L’arrivée de Maria Schneider bouleverse cette composition bien équilibrée. David la rencontre dans le Palais Güell à Barcelone, dans lequel il est entré pour se cacher d’un ami qui pourrait le reconnaître. Cette jeune femme restera anonyme tout au long du film : sa rencontre avec David aurait été conçue par Antonioni comme celle d’un homme qui a perdu son nom et d’une femme sans nom. Celle-ci l’aide et l’accompagne dans la fuite de son passé, devenue également fuite en avant vers un futur incertain. Toute comme leur première entrevue, leur relation est teintée d’étrangeté puisqu’elle prend place dans cette double fuite absurde, mais elle représente aussi la possibilité d’un souffle nouveau. Maria Schneider apparaît dans une robe fleurie et emplit alors l’écran de couleurs : Antonioni consacre à cet étrange couple les seuls plans où une variété de couleurs semblent suffire à l’image, sans se soucier de se faire discrètes ou de s’associer par paires.
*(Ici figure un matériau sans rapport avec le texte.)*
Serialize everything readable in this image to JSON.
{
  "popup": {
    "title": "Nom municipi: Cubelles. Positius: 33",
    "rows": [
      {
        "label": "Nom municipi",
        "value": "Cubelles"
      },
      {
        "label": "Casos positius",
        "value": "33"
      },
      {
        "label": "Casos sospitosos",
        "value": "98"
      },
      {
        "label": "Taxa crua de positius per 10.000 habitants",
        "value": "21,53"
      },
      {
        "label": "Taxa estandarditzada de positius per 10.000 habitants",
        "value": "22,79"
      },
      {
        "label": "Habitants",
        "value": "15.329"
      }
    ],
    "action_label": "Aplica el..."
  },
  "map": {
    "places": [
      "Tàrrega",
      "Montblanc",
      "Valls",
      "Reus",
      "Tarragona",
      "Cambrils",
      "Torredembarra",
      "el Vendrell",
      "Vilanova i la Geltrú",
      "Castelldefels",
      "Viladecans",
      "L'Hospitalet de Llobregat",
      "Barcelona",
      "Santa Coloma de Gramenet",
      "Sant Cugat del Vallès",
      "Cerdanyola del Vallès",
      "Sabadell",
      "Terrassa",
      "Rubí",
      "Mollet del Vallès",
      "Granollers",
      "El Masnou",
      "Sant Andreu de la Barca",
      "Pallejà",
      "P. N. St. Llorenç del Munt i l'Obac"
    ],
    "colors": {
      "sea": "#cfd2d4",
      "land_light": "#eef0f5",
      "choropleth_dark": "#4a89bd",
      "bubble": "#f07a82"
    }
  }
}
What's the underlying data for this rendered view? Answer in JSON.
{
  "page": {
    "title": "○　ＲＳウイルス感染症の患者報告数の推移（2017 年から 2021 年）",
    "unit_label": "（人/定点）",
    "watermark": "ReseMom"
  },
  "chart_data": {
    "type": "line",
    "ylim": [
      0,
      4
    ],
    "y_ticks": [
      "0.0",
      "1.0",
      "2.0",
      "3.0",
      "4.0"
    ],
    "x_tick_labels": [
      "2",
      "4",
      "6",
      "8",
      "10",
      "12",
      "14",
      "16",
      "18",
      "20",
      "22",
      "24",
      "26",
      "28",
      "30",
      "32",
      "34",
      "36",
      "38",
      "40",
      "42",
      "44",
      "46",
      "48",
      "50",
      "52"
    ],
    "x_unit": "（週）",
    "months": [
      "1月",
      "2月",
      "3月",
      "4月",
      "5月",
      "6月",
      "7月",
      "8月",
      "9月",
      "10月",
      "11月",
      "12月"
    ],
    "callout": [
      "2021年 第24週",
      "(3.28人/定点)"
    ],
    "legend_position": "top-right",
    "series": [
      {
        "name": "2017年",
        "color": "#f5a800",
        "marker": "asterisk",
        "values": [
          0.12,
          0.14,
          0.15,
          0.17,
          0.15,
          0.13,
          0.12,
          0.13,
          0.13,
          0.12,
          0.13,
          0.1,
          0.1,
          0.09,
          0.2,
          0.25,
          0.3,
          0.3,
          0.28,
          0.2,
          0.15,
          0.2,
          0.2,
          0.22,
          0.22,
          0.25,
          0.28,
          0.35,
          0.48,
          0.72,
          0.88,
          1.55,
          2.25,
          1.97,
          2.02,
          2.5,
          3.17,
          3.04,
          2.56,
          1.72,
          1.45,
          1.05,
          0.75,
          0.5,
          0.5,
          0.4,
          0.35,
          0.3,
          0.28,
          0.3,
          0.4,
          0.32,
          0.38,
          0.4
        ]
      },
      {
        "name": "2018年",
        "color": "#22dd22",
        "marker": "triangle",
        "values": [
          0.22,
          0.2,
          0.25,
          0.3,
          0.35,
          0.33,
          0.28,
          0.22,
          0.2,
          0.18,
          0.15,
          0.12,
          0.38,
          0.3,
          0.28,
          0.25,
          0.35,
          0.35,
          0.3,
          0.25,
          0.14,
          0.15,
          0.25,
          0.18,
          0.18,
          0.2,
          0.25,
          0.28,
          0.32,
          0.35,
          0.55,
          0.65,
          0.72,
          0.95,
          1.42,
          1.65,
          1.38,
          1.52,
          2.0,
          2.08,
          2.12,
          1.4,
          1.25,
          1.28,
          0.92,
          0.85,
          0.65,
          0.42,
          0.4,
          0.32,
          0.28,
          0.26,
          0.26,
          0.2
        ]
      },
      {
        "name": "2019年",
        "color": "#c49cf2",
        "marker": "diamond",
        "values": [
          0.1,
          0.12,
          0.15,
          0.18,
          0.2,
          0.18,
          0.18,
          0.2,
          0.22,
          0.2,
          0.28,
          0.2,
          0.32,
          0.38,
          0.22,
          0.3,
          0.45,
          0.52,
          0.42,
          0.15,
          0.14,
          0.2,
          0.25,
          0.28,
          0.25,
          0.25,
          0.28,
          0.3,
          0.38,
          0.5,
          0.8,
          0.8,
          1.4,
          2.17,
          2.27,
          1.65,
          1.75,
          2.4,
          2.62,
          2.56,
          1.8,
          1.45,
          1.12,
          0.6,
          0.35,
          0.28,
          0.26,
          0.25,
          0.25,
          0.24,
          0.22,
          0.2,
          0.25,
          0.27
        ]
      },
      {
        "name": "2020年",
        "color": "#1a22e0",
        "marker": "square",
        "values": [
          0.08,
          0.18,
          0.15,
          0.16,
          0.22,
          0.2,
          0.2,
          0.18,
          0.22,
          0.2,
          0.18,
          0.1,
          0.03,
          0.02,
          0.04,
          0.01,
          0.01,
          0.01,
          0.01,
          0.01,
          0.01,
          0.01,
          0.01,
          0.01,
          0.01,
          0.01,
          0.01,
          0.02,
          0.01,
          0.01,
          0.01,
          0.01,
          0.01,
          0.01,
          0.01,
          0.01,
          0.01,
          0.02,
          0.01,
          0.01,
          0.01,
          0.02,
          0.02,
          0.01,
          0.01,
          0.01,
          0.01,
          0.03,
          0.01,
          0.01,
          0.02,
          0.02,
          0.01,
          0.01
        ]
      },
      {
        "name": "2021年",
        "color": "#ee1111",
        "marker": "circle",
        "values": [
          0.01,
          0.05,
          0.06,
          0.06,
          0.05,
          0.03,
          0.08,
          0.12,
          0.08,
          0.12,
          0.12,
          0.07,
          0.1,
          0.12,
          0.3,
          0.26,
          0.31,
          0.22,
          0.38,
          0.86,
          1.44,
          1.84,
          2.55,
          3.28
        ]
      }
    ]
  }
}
Mais la mélancolie et l’absurdité n’en sont pas pour autant écartées : le vide presque métaphysique garde toute son importance, à l’image de l’avant-dernier plan, célèbre pour sa longueur, qui laisse le spectateur dans une douce perplexité. La photographie reste dominée par de très belles nuances de blancs, d’ocres et de gris qui adoucissent et apaisent l’étrangeté de ce film. Finalement, les seuls instants où les personnages semblent véritablement heureux et insouciants sont des instants de pur mouvement : penchés au-dessus de l’eau dans un téléphérique ou debout à l’arrière d’une voiture, ils s’abandonnent à leurs sensations. Dans Profession : reporter, la fuite est alors synonyme de liberté absolue.